La semplificazione del fondale ha inoltre il vantaggio di porre in risalto i vari personaggi e ciò che senza troppe parole vogliono esprimerci.

La solidarietà matrimoniale e la benevolenza con i vicini di strada sono gli atteggiamenti predominanti.
Quando Marcel torna a casa la sera stanco e va a letto, Arletty si attrada a stirargli quel'l'unico vestito da lavoro e a lucidargli le scarpe, in modo che questo suo "marito bambino, mai cresciuto" possa trovarli già pronti per il giorno successivo. L'arrivo in casa di un bambino di colore scappato alla polizia innesca la solidarietà dei vicini: se Marcel va fino a Calais per trovare il nonno del ragazzo, la barista e la panettiera sono pronti ad offrire i loro risparmi per consentirgli di andare in Inghilerra dove l'attende la madre. Lo stesso ispettore di polizia, che conosce bene gli abitanti del quartiere, non esita ad avvisarli prima che arrivi un'ispezione dei gendarmi dell'immigrazione.
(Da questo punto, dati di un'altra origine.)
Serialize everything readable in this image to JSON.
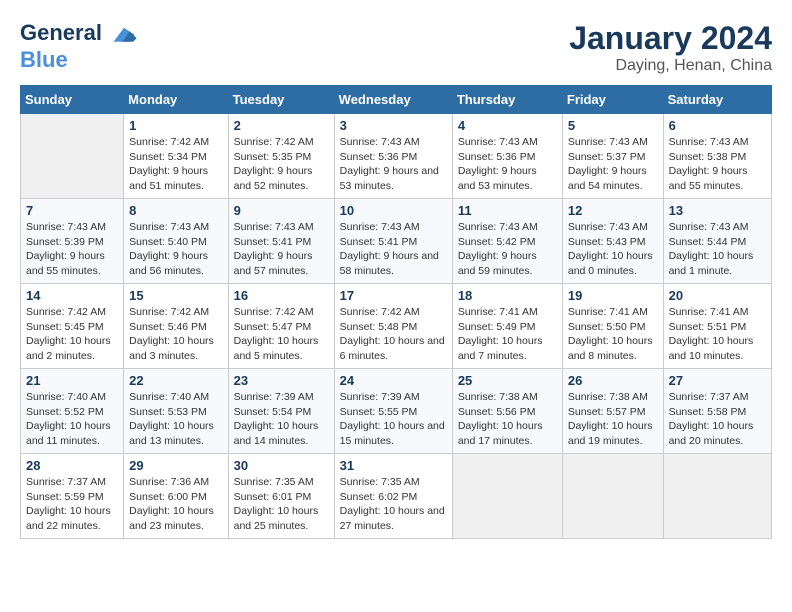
{
  "header": {
    "logo_line1": "General",
    "logo_line2": "Blue",
    "month": "January 2024",
    "location": "Daying, Henan, China"
  },
  "days_of_week": [
    "Sunday",
    "Monday",
    "Tuesday",
    "Wednesday",
    "Thursday",
    "Friday",
    "Saturday"
  ],
  "weeks": [
    [
      {
        "day": "",
        "sunrise": "",
        "sunset": "",
        "daylight": ""
      },
      {
        "day": "1",
        "sunrise": "Sunrise: 7:42 AM",
        "sunset": "Sunset: 5:34 PM",
        "daylight": "Daylight: 9 hours and 51 minutes."
      },
      {
        "day": "2",
        "sunrise": "Sunrise: 7:42 AM",
        "sunset": "Sunset: 5:35 PM",
        "daylight": "Daylight: 9 hours and 52 minutes."
      },
      {
        "day": "3",
        "sunrise": "Sunrise: 7:43 AM",
        "sunset": "Sunset: 5:36 PM",
        "daylight": "Daylight: 9 hours and 53 minutes."
      },
      {
        "day": "4",
        "sunrise": "Sunrise: 7:43 AM",
        "sunset": "Sunset: 5:36 PM",
        "daylight": "Daylight: 9 hours and 53 minutes."
      },
      {
        "day": "5",
        "sunrise": "Sunrise: 7:43 AM",
        "sunset": "Sunset: 5:37 PM",
        "daylight": "Daylight: 9 hours and 54 minutes."
      },
      {
        "day": "6",
        "sunrise": "Sunrise: 7:43 AM",
        "sunset": "Sunset: 5:38 PM",
        "daylight": "Daylight: 9 hours and 55 minutes."
      }
    ],
    [
      {
        "day": "7",
        "sunrise": "Sunrise: 7:43 AM",
        "sunset": "Sunset: 5:39 PM",
        "daylight": "Daylight: 9 hours and 55 minutes."
      },
      {
        "day": "8",
        "sunrise": "Sunrise: 7:43 AM",
        "sunset": "Sunset: 5:40 PM",
        "daylight": "Daylight: 9 hours and 56 minutes."
      },
      {
        "day": "9",
        "sunrise": "Sunrise: 7:43 AM",
        "sunset": "Sunset: 5:41 PM",
        "daylight": "Daylight: 9 hours and 57 minutes."
      },
      {
        "day": "10",
        "sunrise": "Sunrise: 7:43 AM",
        "sunset": "Sunset: 5:41 PM",
        "daylight": "Daylight: 9 hours and 58 minutes."
      },
      {
        "day": "11",
        "sunrise": "Sunrise: 7:43 AM",
        "sunset": "Sunset: 5:42 PM",
        "daylight": "Daylight: 9 hours and 59 minutes."
      },
      {
        "day": "12",
        "sunrise": "Sunrise: 7:43 AM",
        "sunset": "Sunset: 5:43 PM",
        "daylight": "Daylight: 10 hours and 0 minutes."
      },
      {
        "day": "13",
        "sunrise": "Sunrise: 7:43 AM",
        "sunset": "Sunset: 5:44 PM",
        "daylight": "Daylight: 10 hours and 1 minute."
      }
    ],
    [
      {
        "day": "14",
        "sunrise": "Sunrise: 7:42 AM",
        "sunset": "Sunset: 5:45 PM",
        "daylight": "Daylight: 10 hours and 2 minutes."
      },
      {
        "day": "15",
        "sunrise": "Sunrise: 7:42 AM",
        "sunset": "Sunset: 5:46 PM",
        "daylight": "Daylight: 10 hours and 3 minutes."
      },
      {
        "day": "16",
        "sunrise": "Sunrise: 7:42 AM",
        "sunset": "Sunset: 5:47 PM",
        "daylight": "Daylight: 10 hours and 5 minutes."
      },
      {
        "day": "17",
        "sunrise": "Sunrise: 7:42 AM",
        "sunset": "Sunset: 5:48 PM",
        "daylight": "Daylight: 10 hours and 6 minutes."
      },
      {
        "day": "18",
        "sunrise": "Sunrise: 7:41 AM",
        "sunset": "Sunset: 5:49 PM",
        "daylight": "Daylight: 10 hours and 7 minutes."
      },
      {
        "day": "19",
        "sunrise": "Sunrise: 7:41 AM",
        "sunset": "Sunset: 5:50 PM",
        "daylight": "Daylight: 10 hours and 8 minutes."
      },
      {
        "day": "20",
        "sunrise": "Sunrise: 7:41 AM",
        "sunset": "Sunset: 5:51 PM",
        "daylight": "Daylight: 10 hours and 10 minutes."
      }
    ],
    [
      {
        "day": "21",
        "sunrise": "Sunrise: 7:40 AM",
        "sunset": "Sunset: 5:52 PM",
        "daylight": "Daylight: 10 hours and 11 minutes."
      },
      {
        "day": "22",
        "sunrise": "Sunrise: 7:40 AM",
        "sunset": "Sunset: 5:53 PM",
        "daylight": "Daylight: 10 hours and 13 minutes."
      },
      {
        "day": "23",
        "sunrise": "Sunrise: 7:39 AM",
        "sunset": "Sunset: 5:54 PM",
        "daylight": "Daylight: 10 hours and 14 minutes."
      },
      {
        "day": "24",
        "sunrise": "Sunrise: 7:39 AM",
        "sunset": "Sunset: 5:55 PM",
        "daylight": "Daylight: 10 hours and 15 minutes."
      },
      {
        "day": "25",
        "sunrise": "Sunrise: 7:38 AM",
        "sunset": "Sunset: 5:56 PM",
        "daylight": "Daylight: 10 hours and 17 minutes."
      },
      {
        "day": "26",
        "sunrise": "Sunrise: 7:38 AM",
        "sunset": "Sunset: 5:57 PM",
        "daylight": "Daylight: 10 hours and 19 minutes."
      },
      {
        "day": "27",
        "sunrise": "Sunrise: 7:37 AM",
        "sunset": "Sunset: 5:58 PM",
        "daylight": "Daylight: 10 hours and 20 minutes."
      }
    ],
    [
      {
        "day": "28",
        "sunrise": "Sunrise: 7:37 AM",
        "sunset": "Sunset: 5:59 PM",
        "daylight": "Daylight: 10 hours and 22 minutes."
      },
      {
        "day": "29",
        "sunrise": "Sunrise: 7:36 AM",
        "sunset": "Sunset: 6:00 PM",
        "daylight": "Daylight: 10 hours and 23 minutes."
      },
      {
        "day": "30",
        "sunrise": "Sunrise: 7:35 AM",
        "sunset": "Sunset: 6:01 PM",
        "daylight": "Daylight: 10 hours and 25 minutes."
      },
      {
        "day": "31",
        "sunrise": "Sunrise: 7:35 AM",
        "sunset": "Sunset: 6:02 PM",
        "daylight": "Daylight: 10 hours and 27 minutes."
      },
      {
        "day": "",
        "sunrise": "",
        "sunset": "",
        "daylight": ""
      },
      {
        "day": "",
        "sunrise": "",
        "sunset": "",
        "daylight": ""
      },
      {
        "day": "",
        "sunrise": "",
        "sunset": "",
        "daylight": ""
      }
    ]
  ]
}
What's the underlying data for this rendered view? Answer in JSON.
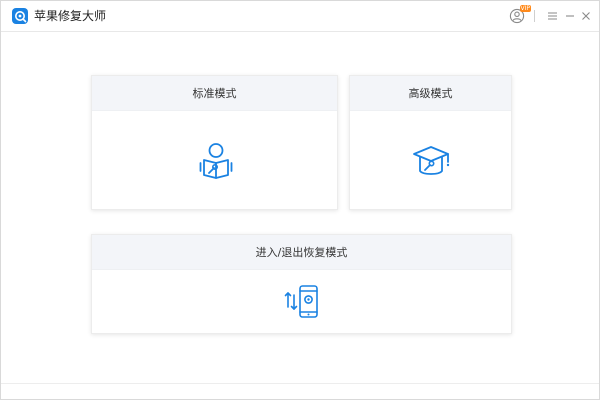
{
  "window": {
    "title": "苹果修复大师",
    "badge": "VIP",
    "icons": {
      "logo": "app-logo-icon",
      "user": "user-icon",
      "menu": "menu-icon",
      "minimize": "minimize-icon",
      "close": "close-icon"
    }
  },
  "modes": {
    "standard": {
      "label": "标准模式",
      "icon": "reader-wrench-icon"
    },
    "advanced": {
      "label": "高级模式",
      "icon": "graduation-cap-wrench-icon"
    },
    "recovery": {
      "label": "进入/退出恢复模式",
      "icon": "phone-arrows-icon"
    }
  },
  "colors": {
    "accent": "#1a82e2",
    "card_header": "#f3f5f9",
    "badge": "#ff8a1c"
  }
}
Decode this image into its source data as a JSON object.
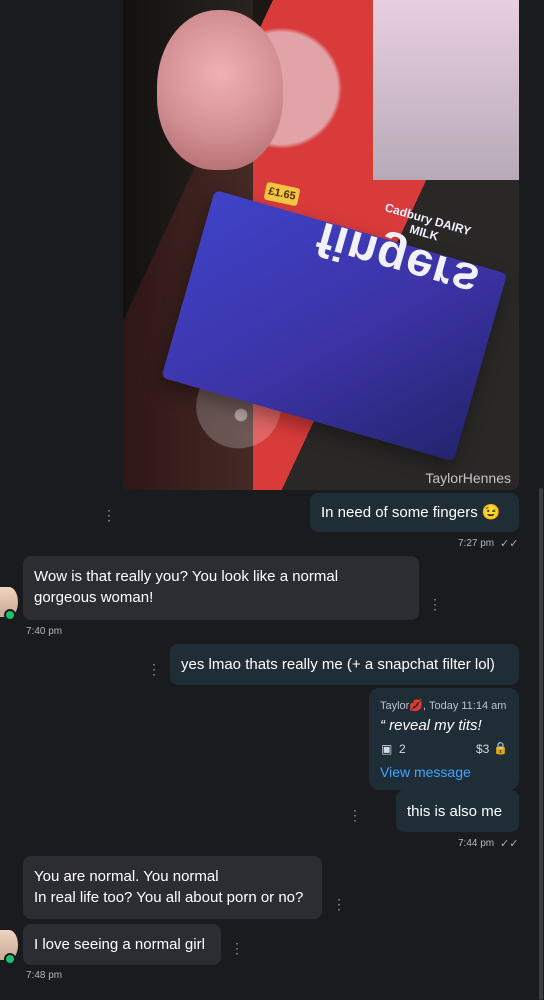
{
  "chat": {
    "photo": {
      "watermark": "TaylorHennes",
      "product_brand": "Cadbury DAIRY MILK",
      "product_name": "fingers",
      "price_tag": "£1.65"
    },
    "messages": [
      {
        "text": "In need of some fingers 😉",
        "time": "7:27 pm"
      },
      {
        "text": "Wow is that really you? You look like a normal gorgeous woman!",
        "time": "7:40 pm"
      },
      {
        "text": "yes lmao thats really me (+ a snapchat filter lol)"
      },
      {
        "card": {
          "sender": "Taylor",
          "sender_emoji": "💋",
          "meta": ", Today 11:14 am",
          "quote": "“ reveal my tits!",
          "image_count": "2",
          "price": "$3",
          "action": "View message"
        }
      },
      {
        "text": "this is also me",
        "time": "7:44 pm"
      },
      {
        "text": "You are normal. You normal\nIn real life too? You all about porn or no?"
      },
      {
        "text": "I love seeing a normal girl",
        "time": "7:48 pm"
      }
    ]
  },
  "icons": {
    "more": "⋮",
    "double_check": "✓✓",
    "image": "▣",
    "lock": "🔒"
  },
  "colors": {
    "background": "#1a1b1f",
    "outgoing_bubble": "#1f2d36",
    "incoming_bubble": "#2c2d33",
    "link": "#3da5ff",
    "online": "#19c26b"
  }
}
Una tale armonia umana non può che essere feconda: la stessa natura vi partecipa (il ciliegio del loro piccolo giardino è ormai forito) ed anche lo stesso Cielo (forse un miracolo) esulta


Un cast di attori franco-finlandesi, con le facce e le fogge da polar melvilliano, interagiscono in quel di Le Havre in un quartiere dove ancora “buongiorno vuol davvero dire buongiorno”, per usare – assolutamente non a caso - una frase di Miracolo a Milano, di De Sica e Zavattini. Eppure, la battuta più bella ed emblematica del film è proprio: “restano i miracoli”, dice il dottore, “non nel mio quartiere”, chiosa Arletty. È tutto qui il miracoloso (questo sì) nodo di poesia e disincanto, ottimismo e amarezza di cui è fatto Le Havre , uno dei migliori Kaurismaki in assoluto. Il finale si preoccuperà poi di illuminare il concetto, con uno splendido e improbabile ciliegio in fiore: un altro mondo è possibile o ci vorrebbe davvero un miracolo perché una storia come quella di Idrissa accadesse nella realtà? Entrambe le cose, sembra dire il regista: il cancro che affligge il nostro modo di vivere e di agire è a un livello più che mai avanzato, ma “restano i miracoli”.